Piza parece ter acreditado sobretudo nos próprios dotes críticos para compor Um Gênio Brasileiro – a narrativa da vida do escritor é entremeada com análises de suas principais obras. Um livro como esse, porém, não é somente um veículo para o biógrafo ventilar opiniões sobre o biografado. Ele deve ser uma fonte de dados confiáveis. O desprezo pela precisão – ou pela simples revisão de nomes, conceitos e datas – torna o livro imprestável. Como poderia dizer José (e jamais João) Dias, é um pecado gravíssimo.
Pisadas na bola
Alguns deslizes de Machado de Assis – Um Gênio Brasileiro
• Comparando Bentinho, de Dom Casmurro, ao Otelo de Shakespeare, o biógrafo diz que o personagem de Machado de Assis ‘morreu e matou por ciúme’. Bentinho não mata nem morre no livro
• A biografia diz que dom João VI transformou o Brasil em vice-reino em 1808, quando o país já tinha esse status desde o século anterior
• O presidente Deodoro da Fonseca é chamado de ‘Marechal de Ferro’, apelido que na verdade pertence a seu sucessor, Floriano Peixoto
• O brasileiro José Bonifácio, político do império e ‘patriarca da Independência’, é identificado como um ‘intelectual português’.
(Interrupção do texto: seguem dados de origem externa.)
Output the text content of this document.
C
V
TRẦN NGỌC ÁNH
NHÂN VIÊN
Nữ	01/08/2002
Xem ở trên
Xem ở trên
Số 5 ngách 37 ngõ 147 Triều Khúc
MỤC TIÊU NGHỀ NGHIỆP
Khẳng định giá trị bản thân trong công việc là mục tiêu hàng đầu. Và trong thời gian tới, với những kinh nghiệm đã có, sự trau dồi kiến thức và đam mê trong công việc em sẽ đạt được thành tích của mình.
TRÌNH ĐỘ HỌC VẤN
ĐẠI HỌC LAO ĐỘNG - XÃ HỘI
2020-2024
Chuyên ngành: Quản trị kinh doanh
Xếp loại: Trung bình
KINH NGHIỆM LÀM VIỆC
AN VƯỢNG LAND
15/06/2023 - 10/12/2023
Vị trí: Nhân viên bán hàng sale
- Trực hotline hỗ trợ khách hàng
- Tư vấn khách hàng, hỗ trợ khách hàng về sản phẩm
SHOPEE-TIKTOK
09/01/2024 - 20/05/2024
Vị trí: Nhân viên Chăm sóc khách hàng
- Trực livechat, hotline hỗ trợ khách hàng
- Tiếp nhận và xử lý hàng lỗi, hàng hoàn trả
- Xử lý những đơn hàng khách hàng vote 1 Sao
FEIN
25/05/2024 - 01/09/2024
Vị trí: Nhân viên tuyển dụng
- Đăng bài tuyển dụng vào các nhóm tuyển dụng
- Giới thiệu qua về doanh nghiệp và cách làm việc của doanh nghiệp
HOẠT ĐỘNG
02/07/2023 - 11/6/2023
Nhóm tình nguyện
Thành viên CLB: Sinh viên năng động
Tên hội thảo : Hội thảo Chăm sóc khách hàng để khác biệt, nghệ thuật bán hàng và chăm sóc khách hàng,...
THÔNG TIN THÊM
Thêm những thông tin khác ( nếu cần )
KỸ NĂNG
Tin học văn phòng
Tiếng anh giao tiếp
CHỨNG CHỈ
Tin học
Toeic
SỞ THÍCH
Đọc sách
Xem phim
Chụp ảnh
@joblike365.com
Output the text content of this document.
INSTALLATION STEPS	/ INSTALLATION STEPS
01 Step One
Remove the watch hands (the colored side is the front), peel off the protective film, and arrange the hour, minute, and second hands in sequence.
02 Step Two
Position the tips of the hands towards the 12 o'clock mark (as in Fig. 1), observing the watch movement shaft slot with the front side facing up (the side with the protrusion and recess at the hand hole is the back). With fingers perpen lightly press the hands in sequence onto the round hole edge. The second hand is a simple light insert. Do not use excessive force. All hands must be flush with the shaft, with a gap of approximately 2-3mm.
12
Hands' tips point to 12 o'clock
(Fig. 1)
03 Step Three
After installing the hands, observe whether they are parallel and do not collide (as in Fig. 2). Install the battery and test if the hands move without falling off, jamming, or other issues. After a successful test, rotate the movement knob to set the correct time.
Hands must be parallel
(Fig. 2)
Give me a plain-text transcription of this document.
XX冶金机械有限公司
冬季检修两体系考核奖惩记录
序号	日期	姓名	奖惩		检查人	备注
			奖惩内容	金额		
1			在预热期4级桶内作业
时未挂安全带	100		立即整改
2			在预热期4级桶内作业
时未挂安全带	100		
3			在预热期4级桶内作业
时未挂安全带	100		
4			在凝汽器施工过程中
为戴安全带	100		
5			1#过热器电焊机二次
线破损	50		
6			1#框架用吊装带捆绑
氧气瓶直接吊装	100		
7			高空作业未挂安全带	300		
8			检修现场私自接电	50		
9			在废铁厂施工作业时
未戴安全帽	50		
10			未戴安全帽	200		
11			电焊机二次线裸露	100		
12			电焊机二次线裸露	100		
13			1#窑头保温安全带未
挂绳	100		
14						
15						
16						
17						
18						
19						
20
Íntegra da nota da coluna de Daniel Piza sobre os erros de seu livro
ERRATA
Felizmente meu livro Machado de Assis – Um Gênio Brasileiro (Imprensa Oficial) chegou à segunda edição. Nela foram corrigidos alguns lapsos lamentáveis que cometi entre as 400 páginas. Defini mal, por exemplo, o entrudo, o carnaval de origem portuguesa, que não era apenas em salões, mas também em ruas; escrevi que José Bonifácio, tema de ensaio meu em Questão de Gosto, era português (embora Portugal o tenha querido para si); e em duas vezes deixei escapar João Dias, em vez de José (como aparece nas outras), o personagem de Dom Casmurro. Agora, tomar esses erros – que não são de ignorância nem de má-fé, mas de desatenção – como argumento para desqualificar o livro todo, sem mencionar a contextualização histórica e as interpretações inéditas, é exemplo cabal da ‘inteligência brasileira’, do despeito academicista contra quem poupa os leitores de notas de rodapé e aridez verbal. Quanto ao jornalismo casca-grossa da seção ‘cultural’ da Veja, qual a novidade?